Since different states may have different laws that apply to residents of that state—as well as non-residents who own property within the state—it is imperative that your attorney be fully informed of your state connections.
The concept of “domicile” is critical to determining how state laws apply. “Domicile” refers to the state where an individual last maintained his or her principal residence. If you wish to establish a domicile in a particular state, it is necessary that you maintain as many ties with that state as possible. Examples of proof of domicile are: being present in that state for a majority of the year, voting in that state, maintaining a residence, or having a resident driver’s license.
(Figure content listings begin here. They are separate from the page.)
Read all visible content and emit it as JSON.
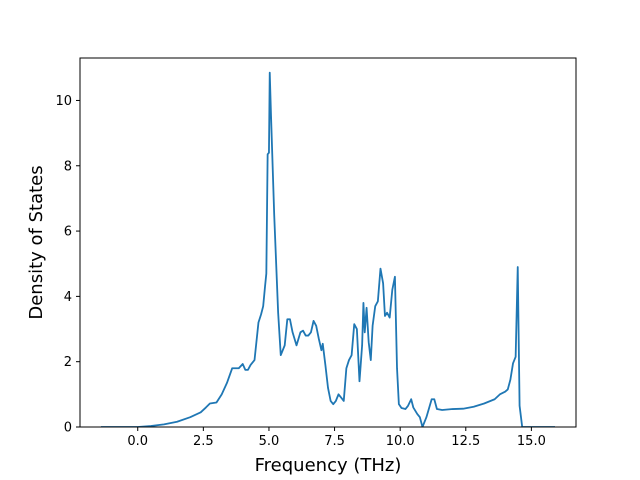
{
  "chart_data": {
    "type": "line",
    "title": "",
    "xlabel": "Frequency (THz)",
    "ylabel": "Density of States",
    "xlim": [
      -2.2,
      16.7
    ],
    "ylim": [
      0,
      11.3
    ],
    "x_ticks": [
      0.0,
      2.5,
      5.0,
      7.5,
      10.0,
      12.5,
      15.0
    ],
    "x_tick_labels": [
      "0.0",
      "2.5",
      "5.0",
      "7.5",
      "10.0",
      "12.5",
      "15.0"
    ],
    "y_ticks": [
      0,
      2,
      4,
      6,
      8,
      10
    ],
    "y_tick_labels": [
      "0",
      "2",
      "4",
      "6",
      "8",
      "10"
    ],
    "grid": false,
    "line_color": "#1f77b4",
    "series": [
      {
        "points": [
          [
            -1.4,
            0
          ],
          [
            -0.5,
            0
          ],
          [
            0.0,
            0.0
          ],
          [
            0.5,
            0.03
          ],
          [
            1.0,
            0.08
          ],
          [
            1.5,
            0.16
          ],
          [
            2.0,
            0.3
          ],
          [
            2.4,
            0.45
          ],
          [
            2.6,
            0.6
          ],
          [
            2.75,
            0.72
          ],
          [
            3.0,
            0.75
          ],
          [
            3.2,
            1.0
          ],
          [
            3.4,
            1.35
          ],
          [
            3.6,
            1.8
          ],
          [
            3.75,
            1.8
          ],
          [
            3.85,
            1.8
          ],
          [
            4.0,
            1.93
          ],
          [
            4.1,
            1.75
          ],
          [
            4.2,
            1.75
          ],
          [
            4.3,
            1.9
          ],
          [
            4.45,
            2.05
          ],
          [
            4.6,
            3.2
          ],
          [
            4.7,
            3.45
          ],
          [
            4.78,
            3.7
          ],
          [
            4.85,
            4.3
          ],
          [
            4.9,
            4.7
          ],
          [
            4.95,
            8.35
          ],
          [
            5.0,
            8.4
          ],
          [
            5.03,
            10.85
          ],
          [
            5.08,
            9.5
          ],
          [
            5.2,
            6.5
          ],
          [
            5.35,
            3.5
          ],
          [
            5.45,
            2.2
          ],
          [
            5.6,
            2.5
          ],
          [
            5.7,
            3.3
          ],
          [
            5.8,
            3.3
          ],
          [
            5.9,
            2.9
          ],
          [
            6.05,
            2.5
          ],
          [
            6.2,
            2.9
          ],
          [
            6.3,
            2.95
          ],
          [
            6.4,
            2.8
          ],
          [
            6.5,
            2.8
          ],
          [
            6.6,
            2.9
          ],
          [
            6.7,
            3.25
          ],
          [
            6.8,
            3.1
          ],
          [
            6.9,
            2.7
          ],
          [
            7.0,
            2.35
          ],
          [
            7.05,
            2.55
          ],
          [
            7.15,
            1.9
          ],
          [
            7.25,
            1.2
          ],
          [
            7.35,
            0.8
          ],
          [
            7.45,
            0.7
          ],
          [
            7.55,
            0.8
          ],
          [
            7.65,
            1.0
          ],
          [
            7.75,
            0.9
          ],
          [
            7.85,
            0.8
          ],
          [
            7.95,
            1.8
          ],
          [
            8.05,
            2.05
          ],
          [
            8.15,
            2.2
          ],
          [
            8.25,
            3.15
          ],
          [
            8.35,
            3.0
          ],
          [
            8.45,
            1.4
          ],
          [
            8.55,
            2.5
          ],
          [
            8.6,
            3.8
          ],
          [
            8.65,
            2.9
          ],
          [
            8.72,
            3.65
          ],
          [
            8.8,
            2.6
          ],
          [
            8.88,
            2.05
          ],
          [
            8.95,
            3.1
          ],
          [
            9.05,
            3.7
          ],
          [
            9.15,
            3.85
          ],
          [
            9.25,
            4.85
          ],
          [
            9.35,
            4.4
          ],
          [
            9.42,
            3.4
          ],
          [
            9.5,
            3.5
          ],
          [
            9.6,
            3.35
          ],
          [
            9.7,
            4.2
          ],
          [
            9.8,
            4.6
          ],
          [
            9.88,
            1.8
          ],
          [
            9.95,
            0.7
          ],
          [
            10.05,
            0.58
          ],
          [
            10.2,
            0.55
          ],
          [
            10.3,
            0.65
          ],
          [
            10.42,
            0.85
          ],
          [
            10.5,
            0.6
          ],
          [
            10.65,
            0.4
          ],
          [
            10.75,
            0.3
          ],
          [
            10.85,
            0.0
          ],
          [
            11.0,
            0.3
          ],
          [
            11.2,
            0.85
          ],
          [
            11.3,
            0.85
          ],
          [
            11.4,
            0.55
          ],
          [
            11.6,
            0.52
          ],
          [
            12.0,
            0.55
          ],
          [
            12.4,
            0.56
          ],
          [
            12.8,
            0.62
          ],
          [
            13.2,
            0.72
          ],
          [
            13.6,
            0.85
          ],
          [
            13.8,
            1.0
          ],
          [
            14.0,
            1.08
          ],
          [
            14.1,
            1.15
          ],
          [
            14.2,
            1.45
          ],
          [
            14.3,
            1.95
          ],
          [
            14.4,
            2.15
          ],
          [
            14.48,
            4.9
          ],
          [
            14.55,
            0.65
          ],
          [
            14.65,
            0.0
          ],
          [
            15.0,
            0.0
          ],
          [
            15.9,
            0.0
          ]
        ]
      }
    ]
  }
}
Be Compliant with Estate Laws in Each State
If you have significant ties to more than one state, it is also important that your estate planning documents conform to the laws of each state. For example, although Illinois law requires two witnesses to a will and does not require that a living trust be witnessed, Florida law requires three witnesses to a will, as well as a living trust. Consequently, if you are considering establishing a residence in Florida it is important that your estate plan meets the requirements of Florida law. Similarly, if you are present in a state other than your primary residence, it is wise to have a power of attorney that conforms to the secondary state’s law. We often advise clients who spend at least two-to-three months of the year in another state to keep with them that state’s forms of Power of Lines Attorney for Health Care and Power of Attorney for Property.
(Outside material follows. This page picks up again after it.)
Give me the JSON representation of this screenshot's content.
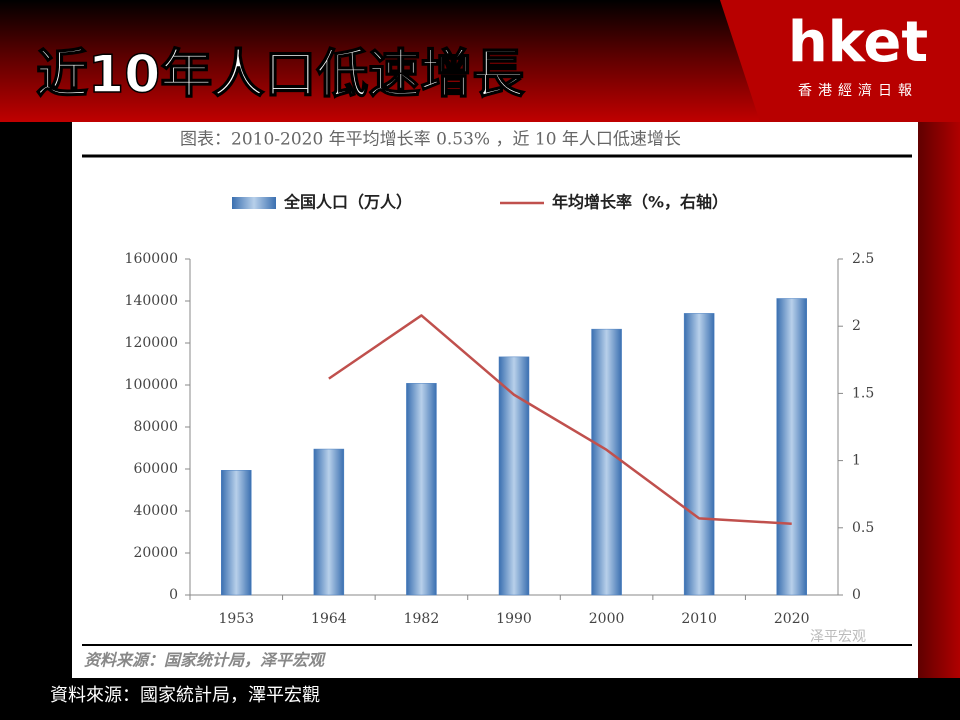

The issue of an individual’s domicile will also affect how estate tax or inheritance tax laws are applied. Some states, such as Florida, have no estate or inheritance taxes, while other states frequently tie their estate tax rates to the credit that was allowed under the Federal estate tax laws prior to 2005. In the latter case, the exemption from the tax depends on the individual state, but can range from $1,000,000 to $5,000,000. The impact of the state where residency is established can be quite significant.
Avoid Unnecessary Costs
In addition to the issue of physical presence, maintaining real estate in another state can cause problems. If the real estate is titled in the name of an individual, it will necessitate having a probate estate in the state where the property is located upon the owner’s death, even if the owner is a resident of another state. Obviously, the need to open an additional probate estate results in significant additional cost and inconvenience. This can be avoided if the owner has executed a revocable living trust and the title to the real estate is held by the living trust. An alternative means of avoiding this problem is to have the real estate owned by a limited partnership or limited liability company.
By having your estate plan reviewed periodically, your advisors can assist you in taking steps to insure that your objectives are carried out if you become disabled or die, and that the costs involved, both probate costs and taxes, are minimized regardless of how many different states are involved.